Von den höchsten Ästen aus siehst du, wonach dein Herz sich sehnt.
Dies ist der Baum, der deine Kindheit liebevoll auf seinem Schoß wiegt.
Mit der leichten, seidigen Baumwolle seiner Früchte hat dein Volk die Kissen
auf denen sie ruhen und ihre Träume gestalten.
Auf diesen Baum kletternd, wird die Schlange zum Vogel
und das Wort „Lied“.
Dies ist die Mutter Ceiba, in deren schwellendem Stamm Ihr
Die Menschen ehrten Geburt und Fruchtbarkeit.
Aus einem einzigen Stück seines weißen, leicht geschnitzten Holzes,
sie bauten ein Schiff
das ist ihre Wiege, wenn ihre Reise beginnt
und ihren Sarg, wenn sie ihren Hafen erreichen.
Von diesem Baum lernte die Menschheit Barmherzigkeit und Architektur,
Ordnung und wie man mit Gnade gibt“.
Françoise Barbira Freedman schreibt über den oberamazonischen Schamanismus in Peru, dass der Tabak den Muttergeistern bestimmter Bäume, insbesondere des Lupunabaums (Ceiba spp.), als Versöhnungsnahrung angeboten wird: „Der Saft des Lupunabaums ist in der Tat dafür bekannt, sowohl giftig als auch psychoaktiv zu sein“. Ich habe mehr über diese Eigenschaften des Ceiba-Baums in einem kurzen Essay geschrieben, der in The Mind of Plants (Synergetic Press, 2021) erscheint, herausgegeben von Monica Gagliano, John C. Ryan und Patricia Vieira.
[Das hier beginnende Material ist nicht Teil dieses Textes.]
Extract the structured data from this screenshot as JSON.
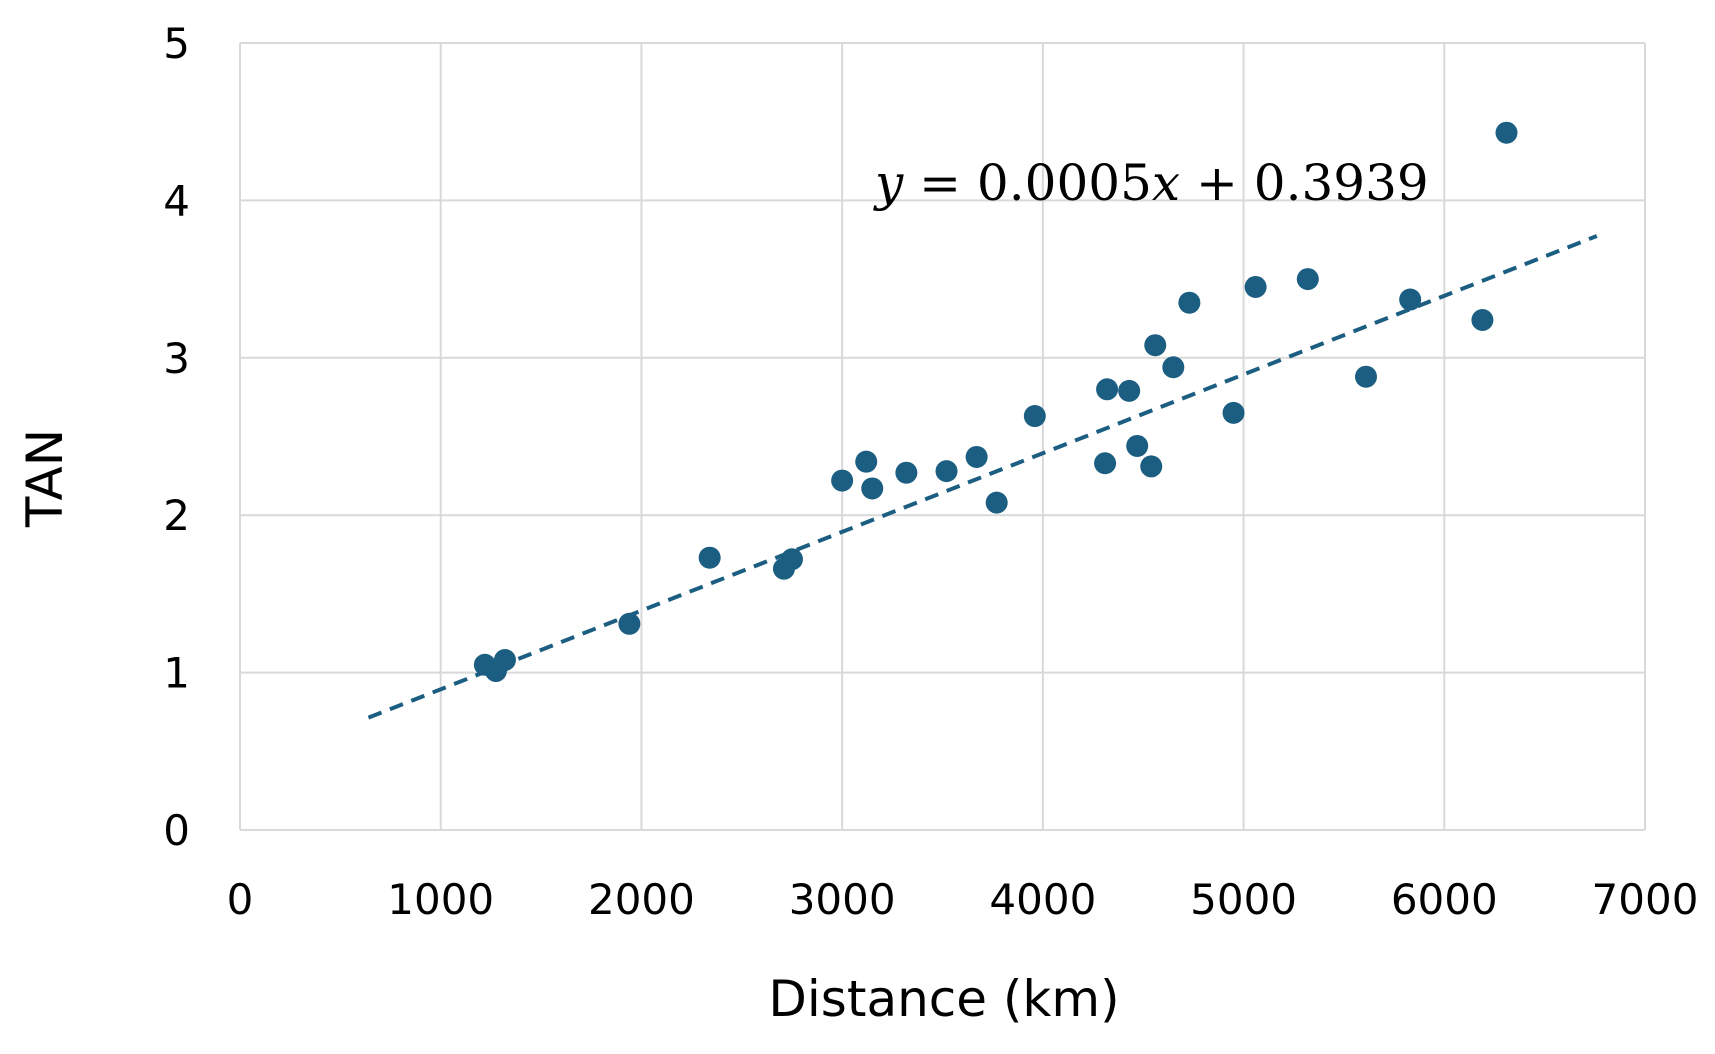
{
  "colors": {
    "point": "#1b5e82",
    "trendline": "#1b5e82",
    "grid": "#d9d9d9",
    "background": "#ffffff",
    "text": "#000000"
  },
  "chart_data": {
    "type": "scatter",
    "title": "",
    "xlabel": "Distance (km)",
    "ylabel": "TAN",
    "xlim": [
      0,
      7000
    ],
    "ylim": [
      0,
      5
    ],
    "x_ticks": [
      0,
      1000,
      2000,
      3000,
      4000,
      5000,
      6000,
      7000
    ],
    "y_ticks": [
      0,
      1,
      2,
      3,
      4,
      5
    ],
    "x_tick_labels": [
      "0",
      "1000",
      "2000",
      "3000",
      "4000",
      "5000",
      "6000",
      "7000"
    ],
    "y_tick_labels": [
      "0",
      "1",
      "2",
      "3",
      "4",
      "5"
    ],
    "grid": true,
    "legend": "none",
    "points": [
      {
        "x": 1220,
        "y": 1.05
      },
      {
        "x": 1275,
        "y": 1.01
      },
      {
        "x": 1320,
        "y": 1.08
      },
      {
        "x": 1940,
        "y": 1.31
      },
      {
        "x": 2340,
        "y": 1.73
      },
      {
        "x": 2710,
        "y": 1.66
      },
      {
        "x": 2750,
        "y": 1.72
      },
      {
        "x": 3000,
        "y": 2.22
      },
      {
        "x": 3120,
        "y": 2.34
      },
      {
        "x": 3150,
        "y": 2.17
      },
      {
        "x": 3320,
        "y": 2.27
      },
      {
        "x": 3520,
        "y": 2.28
      },
      {
        "x": 3670,
        "y": 2.37
      },
      {
        "x": 3770,
        "y": 2.08
      },
      {
        "x": 3960,
        "y": 2.63
      },
      {
        "x": 4310,
        "y": 2.33
      },
      {
        "x": 4320,
        "y": 2.8
      },
      {
        "x": 4430,
        "y": 2.79
      },
      {
        "x": 4470,
        "y": 2.44
      },
      {
        "x": 4540,
        "y": 2.31
      },
      {
        "x": 4560,
        "y": 3.08
      },
      {
        "x": 4650,
        "y": 2.94
      },
      {
        "x": 4730,
        "y": 3.35
      },
      {
        "x": 4950,
        "y": 2.65
      },
      {
        "x": 5060,
        "y": 3.45
      },
      {
        "x": 5320,
        "y": 3.5
      },
      {
        "x": 5610,
        "y": 2.88
      },
      {
        "x": 5830,
        "y": 3.37
      },
      {
        "x": 6190,
        "y": 3.24
      },
      {
        "x": 6310,
        "y": 4.43
      }
    ],
    "trendline": {
      "type": "linear",
      "style": "dashed",
      "slope": 0.0005,
      "intercept": 0.3939,
      "x_range": [
        640,
        6760
      ],
      "equation_text": {
        "y": "y",
        "eq": " = 0.0005",
        "x": "x",
        "rest": " + 0.3939"
      }
    }
  }
}
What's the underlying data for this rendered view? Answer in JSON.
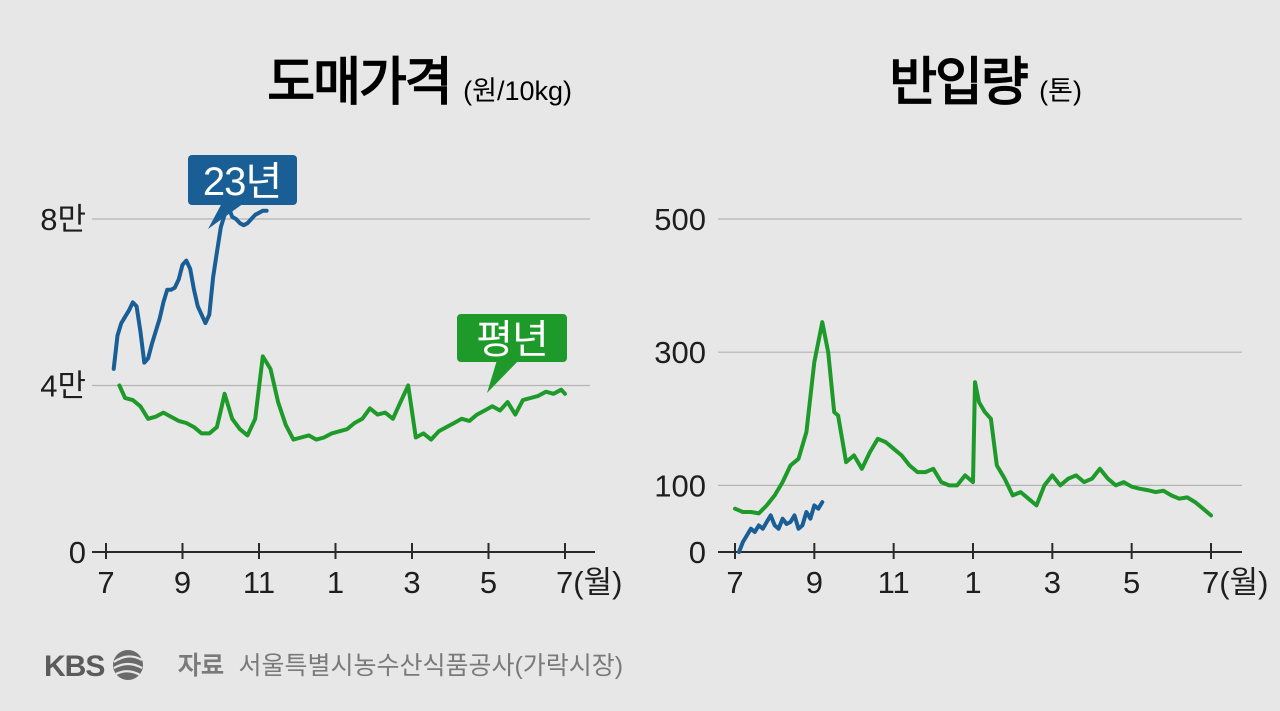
{
  "chart_data": [
    {
      "type": "line",
      "title": "도매가격",
      "unit": "(원/10kg)",
      "x_tick_labels": [
        "7",
        "9",
        "11",
        "1",
        "3",
        "5",
        "7(월)"
      ],
      "y_tick_labels": [
        "0",
        "4만",
        "8만"
      ],
      "y_ticks": [
        0,
        40000,
        80000
      ],
      "ylim": [
        0,
        80000
      ],
      "xlim": [
        0,
        12
      ],
      "grid": true,
      "callouts": {
        "23년": "23년",
        "평년": "평년"
      },
      "series": [
        {
          "name": "23년",
          "color": "#1a5e96",
          "x": [
            0.2,
            0.3,
            0.4,
            0.5,
            0.6,
            0.7,
            0.8,
            0.9,
            1.0,
            1.1,
            1.2,
            1.3,
            1.4,
            1.5,
            1.6,
            1.7,
            1.8,
            1.9,
            2.0,
            2.1,
            2.2,
            2.3,
            2.4,
            2.5,
            2.6,
            2.7,
            2.8,
            2.9,
            3.0,
            3.1,
            3.2,
            3.3,
            3.4,
            3.5,
            3.6,
            3.7,
            3.8,
            3.9,
            4.0,
            4.1,
            4.2
          ],
          "y": [
            44000,
            52000,
            55000,
            56500,
            58000,
            60000,
            59000,
            53000,
            45500,
            46500,
            50000,
            53000,
            56000,
            60000,
            63000,
            63000,
            63500,
            65500,
            69000,
            70000,
            68000,
            63000,
            59000,
            57000,
            55000,
            57000,
            66000,
            72000,
            78000,
            81000,
            83000,
            80500,
            80000,
            79000,
            78500,
            79000,
            80000,
            81000,
            81500,
            82000,
            82000
          ]
        },
        {
          "name": "평년",
          "color": "#1e9a2a",
          "x": [
            0.35,
            0.5,
            0.7,
            0.9,
            1.1,
            1.3,
            1.5,
            1.7,
            1.9,
            2.1,
            2.3,
            2.5,
            2.7,
            2.9,
            3.0,
            3.1,
            3.3,
            3.5,
            3.7,
            3.9,
            4.1,
            4.3,
            4.5,
            4.7,
            4.9,
            5.1,
            5.3,
            5.5,
            5.7,
            5.9,
            6.1,
            6.3,
            6.5,
            6.7,
            6.9,
            7.1,
            7.3,
            7.5,
            7.7,
            7.9,
            8.1,
            8.3,
            8.5,
            8.7,
            8.9,
            9.1,
            9.3,
            9.5,
            9.7,
            9.9,
            10.1,
            10.3,
            10.5,
            10.7,
            10.9,
            11.1,
            11.3,
            11.5,
            11.7,
            11.9,
            12.0
          ],
          "y": [
            40000,
            37000,
            36500,
            35000,
            32000,
            32500,
            33500,
            32500,
            31500,
            31000,
            30000,
            28500,
            28500,
            30000,
            34000,
            38000,
            32000,
            29500,
            28000,
            32000,
            47000,
            44000,
            36000,
            30500,
            27000,
            27500,
            28000,
            27000,
            27500,
            28500,
            29000,
            29500,
            31000,
            32000,
            34500,
            33000,
            33500,
            32000,
            36000,
            40000,
            27500,
            28500,
            27000,
            29000,
            30000,
            31000,
            32000,
            31500,
            33000,
            34000,
            35000,
            34000,
            36000,
            33000,
            36500,
            37000,
            37500,
            38500,
            38000,
            39000,
            38000
          ]
        }
      ]
    },
    {
      "type": "line",
      "title": "반입량",
      "unit": "(톤)",
      "x_tick_labels": [
        "7",
        "9",
        "11",
        "1",
        "3",
        "5",
        "7(월)"
      ],
      "y_tick_labels": [
        "0",
        "100",
        "300",
        "500"
      ],
      "y_ticks": [
        0,
        100,
        300,
        500
      ],
      "ylim": [
        0,
        500
      ],
      "xlim": [
        0,
        12
      ],
      "grid": true,
      "series": [
        {
          "name": "23년",
          "color": "#1a5e96",
          "x": [
            0.1,
            0.2,
            0.3,
            0.4,
            0.5,
            0.6,
            0.7,
            0.8,
            0.9,
            1.0,
            1.1,
            1.2,
            1.3,
            1.4,
            1.5,
            1.6,
            1.7,
            1.8,
            1.9,
            2.0,
            2.1,
            2.2
          ],
          "y": [
            0,
            15,
            25,
            35,
            30,
            40,
            35,
            45,
            55,
            40,
            35,
            50,
            42,
            45,
            55,
            35,
            40,
            60,
            50,
            70,
            65,
            75
          ]
        },
        {
          "name": "평년",
          "color": "#1e9a2a",
          "x": [
            0.0,
            0.2,
            0.4,
            0.6,
            0.8,
            1.0,
            1.2,
            1.4,
            1.6,
            1.8,
            2.0,
            2.2,
            2.35,
            2.5,
            2.6,
            2.8,
            3.0,
            3.2,
            3.4,
            3.6,
            3.8,
            4.0,
            4.2,
            4.4,
            4.6,
            4.8,
            5.0,
            5.2,
            5.4,
            5.6,
            5.8,
            6.0,
            6.05,
            6.15,
            6.3,
            6.45,
            6.6,
            6.8,
            7.0,
            7.2,
            7.4,
            7.6,
            7.8,
            8.0,
            8.2,
            8.4,
            8.6,
            8.8,
            9.0,
            9.2,
            9.4,
            9.6,
            9.8,
            10.0,
            10.2,
            10.4,
            10.6,
            10.8,
            11.0,
            11.2,
            11.4,
            11.6,
            11.8,
            12.0
          ],
          "y": [
            65,
            60,
            60,
            58,
            70,
            85,
            105,
            130,
            140,
            180,
            285,
            345,
            300,
            210,
            205,
            135,
            145,
            125,
            150,
            170,
            165,
            155,
            145,
            130,
            120,
            120,
            125,
            105,
            100,
            100,
            115,
            105,
            255,
            225,
            210,
            200,
            130,
            110,
            85,
            90,
            80,
            70,
            100,
            115,
            100,
            110,
            115,
            105,
            110,
            125,
            110,
            100,
            105,
            98,
            95,
            93,
            90,
            92,
            85,
            80,
            82,
            75,
            65,
            55
          ]
        }
      ]
    }
  ],
  "footer": {
    "logo": "KBS",
    "label": "자료",
    "source": "서울특별시농수산식품공사(가락시장)"
  }
}
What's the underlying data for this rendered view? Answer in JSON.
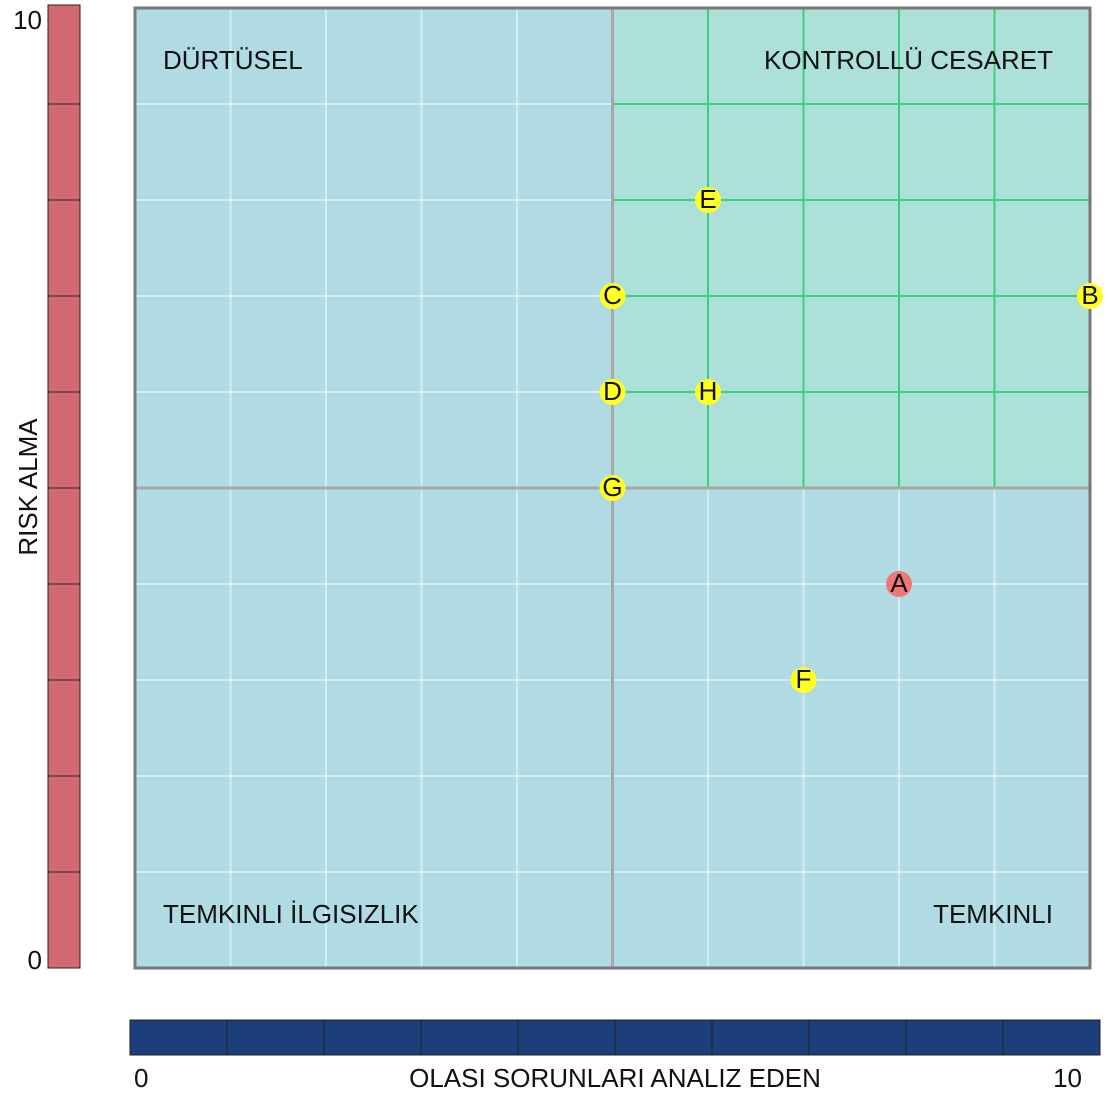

In einem Buch über die schamanischen Praktiken der Yanomami bestätigen Bruce Albert und William Milliken, dass die indigenen Heiler die „Bilder“ der größten Bäume des Amazonas-Regenwaldes, wie z. B. der Ceiba, verwenden, um böse Geister abzuschrecken, die Krankheiten verursachen. Was wäre, wenn diese leistungsstarken konfokalen Bilder demselben Zweck dienen könnten?
Die geografischen Parameter der Mikrokosmos-Website sind auf den amerikanischen Kontinent beschränkt, doch einige der vertretenen Pflanzen sind weltweit präsent und wachsen in ähnlichen ökologischen Nischen auf der ganzen Welt. Dies ist der Fall bei Ceiba pentandra, und so sehr man sich auch auf die heiligen Qualitäten dieses Baumes in verschiedenen indianischen Kontexten konzentrieren mag, so gibt es doch derzeit umfangreiche Forschungsarbeiten (siehe zum Beispiel den Artikel von Justyna Baraniak und Malgorzata Kania-Dobrowolska in der Microcosms Bibliographie) über die industrielle Nutzung des Kapok-, Silk Cotton- und Java Cotton-Baumes in Asien und Afrika. Dazu gehören die Herstellung von Biokraftstoffen, Biogas, Biokatalysatoren, Biokompositen und Zellulosetextilien natürlichen Ursprungs im Interesse der Verringerung der Umweltverschmutzung durch synthetische Industrieabfälle. Dies ist das zeitgenössische ethnobotanische Schicksal des hoch aufragenden Riesen, dessen Äste Sonne und Mond zu berühren scheinen und dessen Wurzeln bis in die Maya-Unterwelt von Xibalba reichen, wo sich die Herren von Krankheit und Tod einen tödlichen Kampf mit den Heldenzwillingen des Popol vuh liefern.